Never mind that the Texas Code of Criminal Procedure already provides guidelines for tailoring community service requirements for employed offenders. Leeway built into current law prohibits courts from requiring employed defendants to perform more than 16 hours of community service a week, for example, and the hours can be worked on weekends or evenings.

“There are currently no guidelines that offenders would have to work in conflict with their jobs,” says Ray Ramirez, victim services coordinator for the Community Justice Assistance Division of the Texas Department of Criminal Justice. “The offenders have control over how they will meet the time requirements. It’s pretty open-ended.”

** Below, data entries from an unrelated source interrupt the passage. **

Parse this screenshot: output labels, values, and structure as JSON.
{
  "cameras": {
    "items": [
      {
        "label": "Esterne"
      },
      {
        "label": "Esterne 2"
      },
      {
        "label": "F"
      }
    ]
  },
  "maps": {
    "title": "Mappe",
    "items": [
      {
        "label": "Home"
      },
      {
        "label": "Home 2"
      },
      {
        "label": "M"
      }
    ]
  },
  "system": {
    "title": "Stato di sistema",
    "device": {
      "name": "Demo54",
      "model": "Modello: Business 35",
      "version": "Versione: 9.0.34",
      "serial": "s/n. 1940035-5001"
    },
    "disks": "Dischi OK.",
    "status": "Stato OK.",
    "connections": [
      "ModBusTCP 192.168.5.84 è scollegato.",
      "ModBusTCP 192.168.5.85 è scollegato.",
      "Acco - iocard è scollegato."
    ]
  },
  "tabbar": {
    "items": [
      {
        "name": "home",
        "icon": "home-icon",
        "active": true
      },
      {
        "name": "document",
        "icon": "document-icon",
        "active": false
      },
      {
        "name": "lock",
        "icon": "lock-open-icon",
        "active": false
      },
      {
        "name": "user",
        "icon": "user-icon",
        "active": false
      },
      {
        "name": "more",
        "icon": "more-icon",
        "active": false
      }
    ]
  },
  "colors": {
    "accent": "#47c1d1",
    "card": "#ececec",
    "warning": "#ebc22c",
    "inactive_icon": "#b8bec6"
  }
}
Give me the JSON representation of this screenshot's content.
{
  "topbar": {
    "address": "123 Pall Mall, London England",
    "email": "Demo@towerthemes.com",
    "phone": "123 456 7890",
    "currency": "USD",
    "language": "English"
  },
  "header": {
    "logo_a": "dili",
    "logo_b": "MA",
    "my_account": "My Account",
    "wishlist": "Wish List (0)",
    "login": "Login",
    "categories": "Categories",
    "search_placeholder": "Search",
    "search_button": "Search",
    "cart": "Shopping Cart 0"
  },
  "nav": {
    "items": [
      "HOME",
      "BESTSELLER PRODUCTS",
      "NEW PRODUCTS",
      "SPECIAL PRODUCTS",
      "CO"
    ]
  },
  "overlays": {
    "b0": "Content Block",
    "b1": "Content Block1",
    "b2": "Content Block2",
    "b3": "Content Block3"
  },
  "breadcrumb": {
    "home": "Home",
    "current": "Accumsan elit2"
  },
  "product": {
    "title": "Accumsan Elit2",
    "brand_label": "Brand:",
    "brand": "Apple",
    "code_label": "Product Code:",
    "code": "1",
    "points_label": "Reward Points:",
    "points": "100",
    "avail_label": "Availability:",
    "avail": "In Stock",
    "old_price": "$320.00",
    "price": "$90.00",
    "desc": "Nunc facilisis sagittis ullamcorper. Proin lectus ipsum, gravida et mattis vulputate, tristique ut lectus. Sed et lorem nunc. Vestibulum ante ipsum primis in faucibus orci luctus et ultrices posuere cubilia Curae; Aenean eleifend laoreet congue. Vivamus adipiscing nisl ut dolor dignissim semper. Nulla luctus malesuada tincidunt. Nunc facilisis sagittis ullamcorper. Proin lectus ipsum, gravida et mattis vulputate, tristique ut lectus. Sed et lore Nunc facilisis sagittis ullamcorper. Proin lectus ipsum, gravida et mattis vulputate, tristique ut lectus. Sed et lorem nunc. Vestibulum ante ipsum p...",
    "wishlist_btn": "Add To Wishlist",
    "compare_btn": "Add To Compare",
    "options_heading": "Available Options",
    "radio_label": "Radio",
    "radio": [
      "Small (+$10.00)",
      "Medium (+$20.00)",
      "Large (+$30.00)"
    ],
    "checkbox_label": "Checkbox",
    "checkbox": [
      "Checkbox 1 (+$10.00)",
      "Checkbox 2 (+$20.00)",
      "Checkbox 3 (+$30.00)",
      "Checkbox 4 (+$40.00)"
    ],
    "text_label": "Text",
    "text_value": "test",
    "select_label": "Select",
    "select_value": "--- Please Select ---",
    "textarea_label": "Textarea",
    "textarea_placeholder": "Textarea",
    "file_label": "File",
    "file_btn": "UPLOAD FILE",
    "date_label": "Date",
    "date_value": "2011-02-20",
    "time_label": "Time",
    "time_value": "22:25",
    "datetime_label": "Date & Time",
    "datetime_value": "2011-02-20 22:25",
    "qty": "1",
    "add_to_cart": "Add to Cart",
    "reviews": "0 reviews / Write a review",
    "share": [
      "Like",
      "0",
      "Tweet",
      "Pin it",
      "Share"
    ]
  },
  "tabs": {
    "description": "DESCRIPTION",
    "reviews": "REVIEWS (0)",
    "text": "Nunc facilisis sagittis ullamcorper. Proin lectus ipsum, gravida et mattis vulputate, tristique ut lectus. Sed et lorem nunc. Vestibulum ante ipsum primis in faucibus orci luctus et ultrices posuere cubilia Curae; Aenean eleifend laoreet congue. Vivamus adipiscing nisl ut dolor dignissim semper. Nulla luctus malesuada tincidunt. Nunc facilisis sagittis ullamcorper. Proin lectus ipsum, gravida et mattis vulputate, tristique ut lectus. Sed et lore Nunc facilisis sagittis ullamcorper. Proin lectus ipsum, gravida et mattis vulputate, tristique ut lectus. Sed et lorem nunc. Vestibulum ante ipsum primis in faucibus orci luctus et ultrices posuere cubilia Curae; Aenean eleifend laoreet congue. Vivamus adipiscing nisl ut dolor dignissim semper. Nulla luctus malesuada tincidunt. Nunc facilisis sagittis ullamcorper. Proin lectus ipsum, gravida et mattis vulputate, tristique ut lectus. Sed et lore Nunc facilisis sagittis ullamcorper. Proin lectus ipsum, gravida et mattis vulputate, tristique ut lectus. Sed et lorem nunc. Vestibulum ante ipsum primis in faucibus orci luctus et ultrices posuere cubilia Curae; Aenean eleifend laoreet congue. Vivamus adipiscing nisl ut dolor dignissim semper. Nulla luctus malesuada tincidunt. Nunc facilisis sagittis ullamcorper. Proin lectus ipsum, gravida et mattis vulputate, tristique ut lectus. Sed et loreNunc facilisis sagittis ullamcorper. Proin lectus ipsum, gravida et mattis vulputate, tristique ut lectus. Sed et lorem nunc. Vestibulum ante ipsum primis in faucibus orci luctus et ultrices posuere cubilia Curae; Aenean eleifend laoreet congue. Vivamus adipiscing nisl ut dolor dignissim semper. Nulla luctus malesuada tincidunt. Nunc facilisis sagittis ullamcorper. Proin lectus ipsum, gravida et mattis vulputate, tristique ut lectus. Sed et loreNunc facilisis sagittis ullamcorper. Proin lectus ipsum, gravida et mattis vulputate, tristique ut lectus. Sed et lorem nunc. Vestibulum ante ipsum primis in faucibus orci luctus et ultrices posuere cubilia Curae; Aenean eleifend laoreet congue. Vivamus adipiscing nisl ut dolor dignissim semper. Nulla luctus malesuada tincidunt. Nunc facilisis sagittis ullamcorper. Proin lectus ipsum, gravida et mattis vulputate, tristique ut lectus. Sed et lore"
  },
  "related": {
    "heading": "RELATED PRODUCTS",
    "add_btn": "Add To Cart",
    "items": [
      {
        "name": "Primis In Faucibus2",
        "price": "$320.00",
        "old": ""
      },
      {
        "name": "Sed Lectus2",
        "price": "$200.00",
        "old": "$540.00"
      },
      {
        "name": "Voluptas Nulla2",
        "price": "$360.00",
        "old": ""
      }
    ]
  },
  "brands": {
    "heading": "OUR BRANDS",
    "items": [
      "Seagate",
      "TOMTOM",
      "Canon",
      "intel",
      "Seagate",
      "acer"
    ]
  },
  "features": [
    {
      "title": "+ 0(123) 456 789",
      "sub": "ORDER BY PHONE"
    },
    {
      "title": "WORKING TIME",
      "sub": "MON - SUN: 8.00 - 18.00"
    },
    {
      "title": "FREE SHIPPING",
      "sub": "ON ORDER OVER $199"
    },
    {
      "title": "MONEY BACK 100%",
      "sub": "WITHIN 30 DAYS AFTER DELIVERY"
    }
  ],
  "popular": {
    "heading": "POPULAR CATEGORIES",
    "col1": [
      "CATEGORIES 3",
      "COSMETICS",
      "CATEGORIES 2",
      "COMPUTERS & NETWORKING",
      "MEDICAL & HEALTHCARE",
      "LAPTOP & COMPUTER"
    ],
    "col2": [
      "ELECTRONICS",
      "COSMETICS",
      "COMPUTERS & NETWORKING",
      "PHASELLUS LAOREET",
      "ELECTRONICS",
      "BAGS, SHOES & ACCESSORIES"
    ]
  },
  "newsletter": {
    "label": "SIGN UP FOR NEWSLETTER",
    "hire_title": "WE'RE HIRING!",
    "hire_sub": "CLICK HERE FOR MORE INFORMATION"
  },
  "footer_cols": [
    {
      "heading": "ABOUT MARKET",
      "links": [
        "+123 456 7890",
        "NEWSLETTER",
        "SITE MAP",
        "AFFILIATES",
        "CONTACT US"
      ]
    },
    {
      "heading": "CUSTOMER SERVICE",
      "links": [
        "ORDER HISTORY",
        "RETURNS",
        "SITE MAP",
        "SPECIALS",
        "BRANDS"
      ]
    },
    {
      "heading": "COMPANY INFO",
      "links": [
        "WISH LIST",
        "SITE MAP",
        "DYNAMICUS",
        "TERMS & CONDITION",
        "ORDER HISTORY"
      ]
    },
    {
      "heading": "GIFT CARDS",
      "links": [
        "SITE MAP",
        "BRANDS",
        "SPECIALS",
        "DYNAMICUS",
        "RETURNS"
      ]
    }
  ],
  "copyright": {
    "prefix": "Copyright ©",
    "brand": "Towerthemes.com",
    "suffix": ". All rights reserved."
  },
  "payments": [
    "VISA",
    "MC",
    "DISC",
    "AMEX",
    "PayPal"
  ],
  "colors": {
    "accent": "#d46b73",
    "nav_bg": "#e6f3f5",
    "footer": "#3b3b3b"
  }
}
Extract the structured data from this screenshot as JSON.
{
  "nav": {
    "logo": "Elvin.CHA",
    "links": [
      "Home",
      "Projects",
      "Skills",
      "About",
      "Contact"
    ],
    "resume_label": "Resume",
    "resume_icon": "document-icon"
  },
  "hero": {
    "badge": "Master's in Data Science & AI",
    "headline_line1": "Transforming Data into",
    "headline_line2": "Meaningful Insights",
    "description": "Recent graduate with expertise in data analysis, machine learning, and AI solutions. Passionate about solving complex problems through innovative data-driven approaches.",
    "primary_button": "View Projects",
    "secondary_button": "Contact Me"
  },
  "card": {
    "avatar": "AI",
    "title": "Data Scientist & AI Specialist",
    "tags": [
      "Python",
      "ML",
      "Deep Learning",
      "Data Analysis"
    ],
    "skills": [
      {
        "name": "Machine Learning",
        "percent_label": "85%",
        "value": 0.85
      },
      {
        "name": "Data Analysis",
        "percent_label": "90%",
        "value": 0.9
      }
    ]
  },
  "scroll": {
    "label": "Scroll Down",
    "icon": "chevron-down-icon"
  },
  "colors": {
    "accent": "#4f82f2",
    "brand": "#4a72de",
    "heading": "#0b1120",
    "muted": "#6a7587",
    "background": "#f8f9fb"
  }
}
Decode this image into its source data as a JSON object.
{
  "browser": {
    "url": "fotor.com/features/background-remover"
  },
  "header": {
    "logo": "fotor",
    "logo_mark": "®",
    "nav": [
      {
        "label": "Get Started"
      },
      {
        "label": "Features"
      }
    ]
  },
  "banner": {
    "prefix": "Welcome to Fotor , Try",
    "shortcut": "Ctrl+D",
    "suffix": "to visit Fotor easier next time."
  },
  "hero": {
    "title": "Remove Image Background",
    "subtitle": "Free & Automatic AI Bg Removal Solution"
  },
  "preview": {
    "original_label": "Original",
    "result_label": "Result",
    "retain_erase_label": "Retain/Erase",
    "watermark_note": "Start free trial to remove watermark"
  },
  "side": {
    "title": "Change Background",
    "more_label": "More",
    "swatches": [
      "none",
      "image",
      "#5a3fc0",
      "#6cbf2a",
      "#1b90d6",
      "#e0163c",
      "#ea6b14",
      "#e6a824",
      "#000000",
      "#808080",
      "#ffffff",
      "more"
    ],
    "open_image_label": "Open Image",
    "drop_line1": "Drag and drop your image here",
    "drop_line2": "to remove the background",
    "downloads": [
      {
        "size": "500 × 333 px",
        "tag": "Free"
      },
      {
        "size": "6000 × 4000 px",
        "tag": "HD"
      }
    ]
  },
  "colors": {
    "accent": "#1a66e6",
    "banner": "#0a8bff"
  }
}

Then, of course, there is the question of whether it’s constitutional under the Equal Protection Clause of the 14th Amendment. In fact, you can go back further to the Magna Carta for insight into this bad bill. “To none will we sell, to none deny or delay, right or justice.”

Unfortunately, Luna’s bill will help codify a difference in consequences for criminal acts that is already well understood by lower income Texans. “Only poor people would be required to perform a service to their community,” notes Meredith Martin Rountree, director of the Texas ACLU’s Prison and Jail Accountability Project. “I don’t see wealthy people as having any less need to learn about responsibility, a work ethic, and the importance of living productively in a community than poor people do.”